Em 2012, o então senador do Arizona, John McCain, do partido Republicano, tentou criar uma Comissão de Boxe dos Estados Unidos para tentar unificar o esporte. “A supervisão ineficaz do boxe profissional continuará a resultar em escândalos, controvérsias, práticas antiéticas, falta de confiança na integridade dos resultados julgados e, os mais trágico de tudo, mortes desnecessárias no esporte”, disse ele em um discurso no Senado ao apresentar sua legislação.

Não é para menos que muitos críticos chamam o boxe dos EUA de uma espécie de Reaganomics do negócio esportivo, em referência à política econômica adotada por Ronald Reagan na década de 1980, visto que as comissões estaduais criam seus próprios órgãos de governo local, supervisionando tudo, desde padrões de segurança até acordos financeiros.
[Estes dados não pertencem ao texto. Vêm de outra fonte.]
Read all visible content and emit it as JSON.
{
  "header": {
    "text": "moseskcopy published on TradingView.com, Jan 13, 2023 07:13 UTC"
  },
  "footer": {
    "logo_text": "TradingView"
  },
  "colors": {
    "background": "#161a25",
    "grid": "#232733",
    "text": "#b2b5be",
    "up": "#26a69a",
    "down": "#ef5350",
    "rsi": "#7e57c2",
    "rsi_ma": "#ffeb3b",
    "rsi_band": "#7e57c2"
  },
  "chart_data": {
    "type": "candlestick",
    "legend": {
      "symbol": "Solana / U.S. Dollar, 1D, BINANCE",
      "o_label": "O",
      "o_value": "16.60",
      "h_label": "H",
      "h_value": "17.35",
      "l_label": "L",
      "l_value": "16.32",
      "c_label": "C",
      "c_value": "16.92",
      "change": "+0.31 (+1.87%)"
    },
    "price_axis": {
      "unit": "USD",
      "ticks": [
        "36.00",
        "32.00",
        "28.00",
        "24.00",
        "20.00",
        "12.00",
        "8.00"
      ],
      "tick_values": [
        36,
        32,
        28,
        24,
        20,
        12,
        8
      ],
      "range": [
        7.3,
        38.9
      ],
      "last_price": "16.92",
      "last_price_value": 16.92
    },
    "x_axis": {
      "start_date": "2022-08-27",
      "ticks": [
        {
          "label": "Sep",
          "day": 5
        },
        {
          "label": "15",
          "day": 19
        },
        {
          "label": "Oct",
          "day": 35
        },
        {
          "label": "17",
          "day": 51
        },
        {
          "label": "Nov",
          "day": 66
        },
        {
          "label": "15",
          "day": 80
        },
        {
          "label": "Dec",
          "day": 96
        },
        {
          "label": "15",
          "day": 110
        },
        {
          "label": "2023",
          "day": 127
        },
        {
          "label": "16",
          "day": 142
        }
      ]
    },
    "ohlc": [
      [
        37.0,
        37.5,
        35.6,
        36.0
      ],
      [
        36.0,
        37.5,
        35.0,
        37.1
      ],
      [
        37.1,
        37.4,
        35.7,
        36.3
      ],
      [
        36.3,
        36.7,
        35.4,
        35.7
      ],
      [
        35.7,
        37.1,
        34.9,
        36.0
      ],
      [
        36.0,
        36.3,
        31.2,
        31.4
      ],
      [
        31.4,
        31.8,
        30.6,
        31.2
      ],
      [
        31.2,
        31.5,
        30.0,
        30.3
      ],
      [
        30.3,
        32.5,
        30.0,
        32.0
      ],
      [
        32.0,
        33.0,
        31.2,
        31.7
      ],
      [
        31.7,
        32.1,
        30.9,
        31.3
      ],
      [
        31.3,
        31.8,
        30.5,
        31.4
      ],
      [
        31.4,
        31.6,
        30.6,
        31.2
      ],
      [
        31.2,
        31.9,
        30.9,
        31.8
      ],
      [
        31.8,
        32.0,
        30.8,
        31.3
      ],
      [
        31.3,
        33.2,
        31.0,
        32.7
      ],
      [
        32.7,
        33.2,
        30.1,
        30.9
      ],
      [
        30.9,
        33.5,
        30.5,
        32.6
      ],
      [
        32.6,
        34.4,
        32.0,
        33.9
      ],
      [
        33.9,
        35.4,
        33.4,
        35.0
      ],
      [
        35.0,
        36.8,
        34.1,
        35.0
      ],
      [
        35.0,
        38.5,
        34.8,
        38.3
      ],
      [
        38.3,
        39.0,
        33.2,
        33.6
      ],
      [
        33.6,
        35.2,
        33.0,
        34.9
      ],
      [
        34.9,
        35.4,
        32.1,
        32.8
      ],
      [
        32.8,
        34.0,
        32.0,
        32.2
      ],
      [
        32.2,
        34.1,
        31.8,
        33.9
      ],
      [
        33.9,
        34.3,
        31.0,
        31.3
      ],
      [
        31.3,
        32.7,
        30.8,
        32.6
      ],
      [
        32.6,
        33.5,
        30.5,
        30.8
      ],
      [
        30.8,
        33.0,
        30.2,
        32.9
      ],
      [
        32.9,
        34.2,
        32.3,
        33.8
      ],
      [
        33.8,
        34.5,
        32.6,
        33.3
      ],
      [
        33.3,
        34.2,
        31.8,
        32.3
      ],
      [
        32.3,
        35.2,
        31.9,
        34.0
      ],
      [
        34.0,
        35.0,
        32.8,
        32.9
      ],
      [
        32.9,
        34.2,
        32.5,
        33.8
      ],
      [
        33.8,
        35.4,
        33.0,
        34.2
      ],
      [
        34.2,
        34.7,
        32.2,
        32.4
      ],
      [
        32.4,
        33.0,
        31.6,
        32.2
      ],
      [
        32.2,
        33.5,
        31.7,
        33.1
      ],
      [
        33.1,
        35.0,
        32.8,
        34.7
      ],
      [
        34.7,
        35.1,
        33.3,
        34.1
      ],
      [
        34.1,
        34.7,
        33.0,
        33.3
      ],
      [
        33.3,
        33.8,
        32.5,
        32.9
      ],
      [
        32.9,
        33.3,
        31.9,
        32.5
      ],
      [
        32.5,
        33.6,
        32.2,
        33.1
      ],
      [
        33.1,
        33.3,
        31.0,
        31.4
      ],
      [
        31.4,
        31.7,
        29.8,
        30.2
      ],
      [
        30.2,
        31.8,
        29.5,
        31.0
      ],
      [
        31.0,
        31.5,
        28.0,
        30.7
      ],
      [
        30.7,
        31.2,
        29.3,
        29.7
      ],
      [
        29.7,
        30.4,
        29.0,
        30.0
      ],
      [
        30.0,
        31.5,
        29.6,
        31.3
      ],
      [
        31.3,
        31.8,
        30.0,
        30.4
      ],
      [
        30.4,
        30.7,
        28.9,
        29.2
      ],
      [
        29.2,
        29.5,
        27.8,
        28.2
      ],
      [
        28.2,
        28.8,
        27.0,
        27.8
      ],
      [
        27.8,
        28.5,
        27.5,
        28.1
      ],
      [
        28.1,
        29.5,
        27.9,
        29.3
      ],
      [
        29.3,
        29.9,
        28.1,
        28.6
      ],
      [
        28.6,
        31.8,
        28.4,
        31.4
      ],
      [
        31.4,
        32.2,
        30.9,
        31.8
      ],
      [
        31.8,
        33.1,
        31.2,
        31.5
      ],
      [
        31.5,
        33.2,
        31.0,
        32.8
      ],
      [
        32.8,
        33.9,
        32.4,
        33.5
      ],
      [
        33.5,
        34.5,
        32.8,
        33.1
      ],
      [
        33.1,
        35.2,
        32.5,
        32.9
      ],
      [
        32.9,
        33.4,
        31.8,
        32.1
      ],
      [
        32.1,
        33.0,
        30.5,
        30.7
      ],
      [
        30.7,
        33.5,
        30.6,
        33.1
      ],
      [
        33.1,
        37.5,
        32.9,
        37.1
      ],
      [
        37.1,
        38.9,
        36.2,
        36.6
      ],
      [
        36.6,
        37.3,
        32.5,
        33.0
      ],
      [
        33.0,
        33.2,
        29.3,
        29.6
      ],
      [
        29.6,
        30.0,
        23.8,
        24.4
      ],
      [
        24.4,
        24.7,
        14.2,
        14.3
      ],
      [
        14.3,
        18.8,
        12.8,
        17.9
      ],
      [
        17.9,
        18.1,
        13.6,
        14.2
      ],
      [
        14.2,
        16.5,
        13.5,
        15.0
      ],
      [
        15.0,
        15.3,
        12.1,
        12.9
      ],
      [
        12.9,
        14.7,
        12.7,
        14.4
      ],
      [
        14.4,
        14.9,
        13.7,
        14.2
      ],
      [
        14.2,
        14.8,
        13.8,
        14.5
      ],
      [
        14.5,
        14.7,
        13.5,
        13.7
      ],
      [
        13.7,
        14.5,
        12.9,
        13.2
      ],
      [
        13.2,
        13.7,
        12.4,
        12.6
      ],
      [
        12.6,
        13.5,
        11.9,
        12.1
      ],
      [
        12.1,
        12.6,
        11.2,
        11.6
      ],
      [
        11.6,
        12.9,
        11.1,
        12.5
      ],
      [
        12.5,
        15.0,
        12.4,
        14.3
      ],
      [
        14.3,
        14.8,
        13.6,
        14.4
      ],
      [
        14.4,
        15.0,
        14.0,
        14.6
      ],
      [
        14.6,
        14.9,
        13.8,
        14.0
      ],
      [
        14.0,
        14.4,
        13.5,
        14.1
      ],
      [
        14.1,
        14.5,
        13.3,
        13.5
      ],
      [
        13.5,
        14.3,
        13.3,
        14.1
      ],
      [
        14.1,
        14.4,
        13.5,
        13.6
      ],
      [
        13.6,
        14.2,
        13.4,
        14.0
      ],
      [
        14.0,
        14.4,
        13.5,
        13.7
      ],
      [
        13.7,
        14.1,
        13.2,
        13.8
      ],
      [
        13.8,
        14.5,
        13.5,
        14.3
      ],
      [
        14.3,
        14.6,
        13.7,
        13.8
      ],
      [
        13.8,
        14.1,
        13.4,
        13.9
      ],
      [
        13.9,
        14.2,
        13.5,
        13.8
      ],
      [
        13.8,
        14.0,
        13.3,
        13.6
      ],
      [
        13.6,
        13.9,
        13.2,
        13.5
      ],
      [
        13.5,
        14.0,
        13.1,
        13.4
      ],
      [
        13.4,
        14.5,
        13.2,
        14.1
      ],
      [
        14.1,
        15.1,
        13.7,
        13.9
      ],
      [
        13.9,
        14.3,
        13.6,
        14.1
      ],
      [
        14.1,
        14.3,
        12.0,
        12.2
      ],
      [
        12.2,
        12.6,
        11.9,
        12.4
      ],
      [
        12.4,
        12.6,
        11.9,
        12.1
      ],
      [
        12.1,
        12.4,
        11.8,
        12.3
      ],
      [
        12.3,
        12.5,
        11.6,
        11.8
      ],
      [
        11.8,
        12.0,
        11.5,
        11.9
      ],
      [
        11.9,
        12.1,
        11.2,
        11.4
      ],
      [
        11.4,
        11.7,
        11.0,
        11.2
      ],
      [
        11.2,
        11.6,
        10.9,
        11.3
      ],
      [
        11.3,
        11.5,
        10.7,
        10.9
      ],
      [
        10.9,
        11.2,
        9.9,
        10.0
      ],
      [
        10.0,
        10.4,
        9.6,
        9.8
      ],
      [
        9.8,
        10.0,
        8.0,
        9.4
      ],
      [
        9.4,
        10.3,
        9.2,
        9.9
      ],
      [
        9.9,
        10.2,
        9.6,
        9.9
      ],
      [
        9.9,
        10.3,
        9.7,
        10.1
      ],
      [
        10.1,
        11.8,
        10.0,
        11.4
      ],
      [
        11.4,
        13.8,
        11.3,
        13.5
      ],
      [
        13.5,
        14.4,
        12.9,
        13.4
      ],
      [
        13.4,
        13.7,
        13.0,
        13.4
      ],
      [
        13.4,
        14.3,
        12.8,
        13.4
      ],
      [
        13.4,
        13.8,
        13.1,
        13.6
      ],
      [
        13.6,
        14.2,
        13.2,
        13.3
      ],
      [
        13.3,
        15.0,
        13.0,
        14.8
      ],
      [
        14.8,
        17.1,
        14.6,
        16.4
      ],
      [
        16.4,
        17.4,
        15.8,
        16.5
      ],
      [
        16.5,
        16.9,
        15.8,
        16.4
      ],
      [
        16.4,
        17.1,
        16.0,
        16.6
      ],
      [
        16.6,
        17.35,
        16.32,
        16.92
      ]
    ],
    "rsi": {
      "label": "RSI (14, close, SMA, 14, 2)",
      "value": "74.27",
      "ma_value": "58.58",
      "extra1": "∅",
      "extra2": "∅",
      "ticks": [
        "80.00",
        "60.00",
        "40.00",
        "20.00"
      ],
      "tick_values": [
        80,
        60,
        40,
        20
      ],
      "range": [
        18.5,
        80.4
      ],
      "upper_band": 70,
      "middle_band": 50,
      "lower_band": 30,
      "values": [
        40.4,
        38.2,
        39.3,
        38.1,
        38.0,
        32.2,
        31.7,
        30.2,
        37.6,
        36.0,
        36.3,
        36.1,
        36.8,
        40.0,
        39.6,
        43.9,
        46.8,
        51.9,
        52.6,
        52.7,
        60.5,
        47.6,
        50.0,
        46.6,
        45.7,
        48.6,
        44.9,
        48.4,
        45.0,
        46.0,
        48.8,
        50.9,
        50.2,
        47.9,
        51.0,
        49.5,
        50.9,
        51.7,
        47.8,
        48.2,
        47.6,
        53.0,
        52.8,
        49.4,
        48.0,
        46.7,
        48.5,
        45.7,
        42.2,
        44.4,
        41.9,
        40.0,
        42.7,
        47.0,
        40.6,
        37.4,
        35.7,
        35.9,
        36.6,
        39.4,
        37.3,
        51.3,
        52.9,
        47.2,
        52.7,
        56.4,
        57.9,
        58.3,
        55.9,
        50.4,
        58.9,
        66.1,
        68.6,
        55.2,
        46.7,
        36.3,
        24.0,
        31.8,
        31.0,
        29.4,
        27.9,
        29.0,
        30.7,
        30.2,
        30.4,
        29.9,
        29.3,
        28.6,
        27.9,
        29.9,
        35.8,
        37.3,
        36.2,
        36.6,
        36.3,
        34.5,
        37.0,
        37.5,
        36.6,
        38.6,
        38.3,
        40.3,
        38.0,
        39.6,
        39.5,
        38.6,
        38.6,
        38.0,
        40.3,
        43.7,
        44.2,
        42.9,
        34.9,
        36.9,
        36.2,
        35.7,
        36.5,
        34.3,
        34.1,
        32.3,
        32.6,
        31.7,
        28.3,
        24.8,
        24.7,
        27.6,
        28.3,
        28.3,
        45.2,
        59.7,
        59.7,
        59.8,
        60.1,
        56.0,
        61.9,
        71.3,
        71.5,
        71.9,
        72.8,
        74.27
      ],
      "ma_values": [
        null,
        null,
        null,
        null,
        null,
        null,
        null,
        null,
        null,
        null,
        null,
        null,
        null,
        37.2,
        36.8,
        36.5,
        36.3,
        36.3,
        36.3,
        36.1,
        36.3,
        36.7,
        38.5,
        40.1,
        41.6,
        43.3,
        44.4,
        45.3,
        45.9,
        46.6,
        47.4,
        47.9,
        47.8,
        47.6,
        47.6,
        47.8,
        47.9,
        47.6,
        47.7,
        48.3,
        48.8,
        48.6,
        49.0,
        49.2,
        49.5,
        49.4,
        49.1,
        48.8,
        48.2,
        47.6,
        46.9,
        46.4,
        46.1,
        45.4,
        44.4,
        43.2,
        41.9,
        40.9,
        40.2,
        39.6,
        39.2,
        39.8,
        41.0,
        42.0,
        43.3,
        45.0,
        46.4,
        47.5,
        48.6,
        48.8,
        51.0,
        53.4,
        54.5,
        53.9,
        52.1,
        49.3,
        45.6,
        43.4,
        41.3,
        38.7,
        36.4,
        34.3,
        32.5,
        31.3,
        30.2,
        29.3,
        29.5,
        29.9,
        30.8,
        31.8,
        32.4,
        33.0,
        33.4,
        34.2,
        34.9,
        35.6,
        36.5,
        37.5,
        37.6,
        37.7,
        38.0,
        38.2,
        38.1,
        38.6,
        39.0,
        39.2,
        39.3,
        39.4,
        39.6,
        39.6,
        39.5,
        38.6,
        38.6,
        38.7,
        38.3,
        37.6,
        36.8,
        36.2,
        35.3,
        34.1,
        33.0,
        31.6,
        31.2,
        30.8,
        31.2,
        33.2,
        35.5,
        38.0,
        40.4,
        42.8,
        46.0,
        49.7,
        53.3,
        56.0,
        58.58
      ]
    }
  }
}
Desse modo, é constituído uma verdadeira máfia, exatamente porque os poderosos que se beneficiam do funcionamento do atual sistema deixam a intervenção federal como a única opção – algo que raramente acontece.
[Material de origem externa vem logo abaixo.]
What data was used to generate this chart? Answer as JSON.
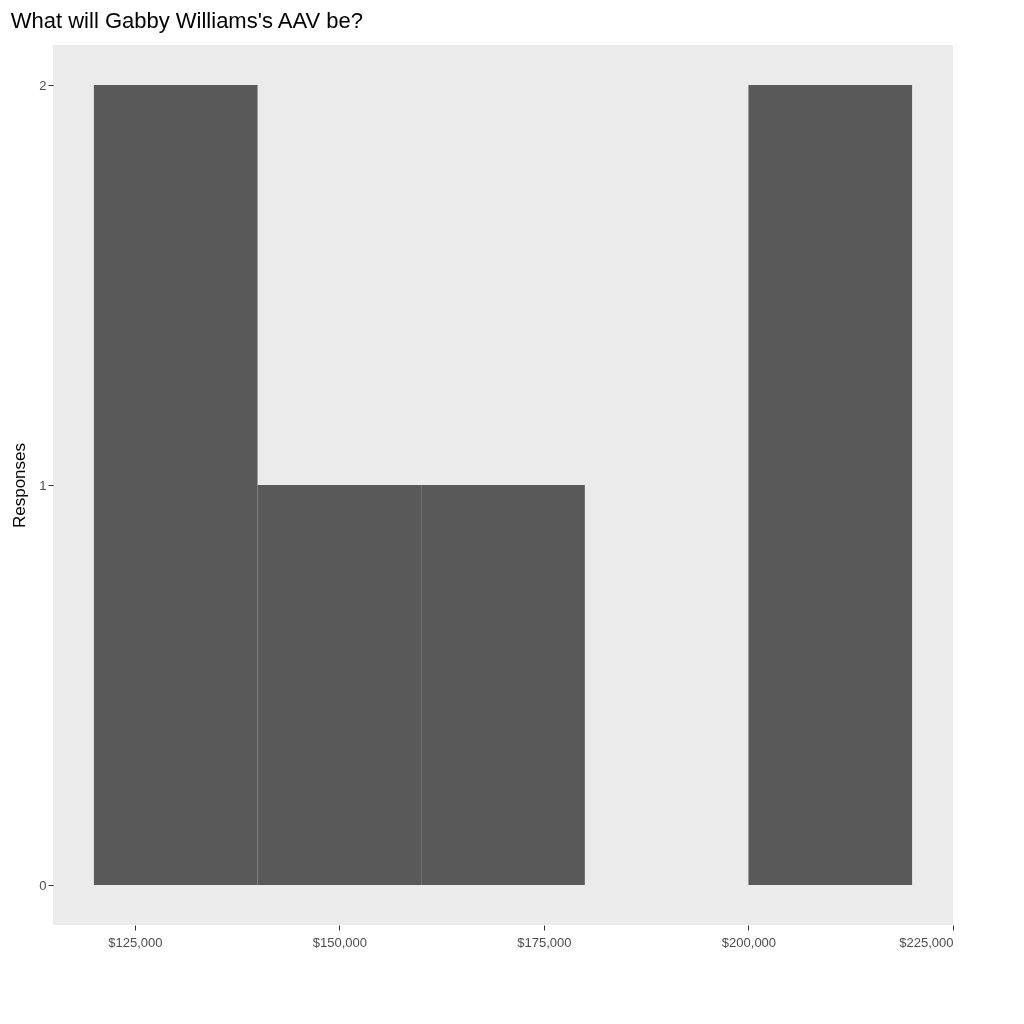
{
  "chart_data": {
    "type": "histogram",
    "title": "What will Gabby Williams's AAV be?",
    "ylabel": "Responses",
    "bins": [
      120000,
      140000,
      160000,
      180000,
      200000,
      220000
    ],
    "values": [
      2,
      1,
      1,
      0,
      2
    ],
    "color": "#595959",
    "xlim": [
      115000,
      225000
    ],
    "xticks": [
      {
        "value": 125000,
        "label": "$125,000"
      },
      {
        "value": 150000,
        "label": "$150,000"
      },
      {
        "value": 175000,
        "label": "$175,000"
      },
      {
        "value": 200000,
        "label": "$200,000"
      },
      {
        "value": 225000,
        "label": "$225,000"
      }
    ],
    "ylim": [
      -0.1,
      2.1
    ],
    "yticks": [
      0,
      1,
      2
    ],
    "grid": false
  }
}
Para o notório Gil Clancy, um treinador de boxe e um dos mais notáveis comentaristas do esporte de todos os tempos, os próprios lutadores que reforçam o antissindicalismo por serem os últimos individualistas em um negócio cruel em que só pensam no pagamento no final do dia. É por essa razão que, desde o início do século XXI, o esporte enfrenta um declínio permanente.

Autor de The Meaning of Sports, o professor de relações exteriores da Universidade Johns Hopkins, Michael Mandelbaum salientou que, na primeira era de ouro dos esportes americanos, o boxe prevaleceu ao lado do beisebol e das corridas de cavalos. A modalidade, no entanto, sofreu uma queda devido ao aumento dos esportes coletivos, sendo que muitos se enganam sobre sua popularidade devido à era Ali.

O boxe cresceu entre os imigrantes e afro-americanos. (Fonte: GettyImages/Reprodução)
O boxe cresceu entre os imigrantes e afro-americanos. (Fonte: GettyImages/Reprodução)

Além disso, no último quarto de século, cresceu uma espécie de pudorismo na sociedade americana, que passou a enxergar a ideia de dois homens desferindo socos em rede nacional, um tipo de entretenimento menos respeitável. O boxe nunca esteve no centro da mesa. A origem do esporte está profundamente associada a comunidades de imigrantes e afro-americanos que viram nele um poder de ascensão social e econômica em um sistema opressor que não lhes dava oportunidades.

Crianças e jovens desse mesmo recorte racial e social cresceram à sombra da possibilidade de triunfo no esporte ao ter como inspiração Mike Tyson, Joe Louis e Muhammad Ali. Enquanto enfrentavam as adversidades e eram empurrados para o submundo da sociedade, se aproximando mais do crime, o boxe serviu como uma luz no fim do túnel que precisou ser agarrada com brutalidade e, literalmente, com os próprios punhos.

Com a limpeza visual que os estadunidenses fizeram no que chamavam de entretenimento e associavam a sua imagem, parece ainda menos relevante para o governo se os lutadores estão morrendo ou não por arbitragem e práticas escusas. Afinal, esse não é o esporte da América, apenas um que sempre habitou as regiões mais importantes da corrupção e do crime organizado. Portanto, é quase como essa série de desgraças fossem parte do "ossos do ofício".

No final das contas, o que importa é que a economia manipulada da modalidade continue rodando e beneficiando quem tem poder o suficiente sobre ela. O que vimos do boxe e de sua exaltação foi apenas a fetichização do campeão caído, seja lá em qual âmbito, e da glorificação do papel ilusório da América como a “terra das possibilidades para todos”.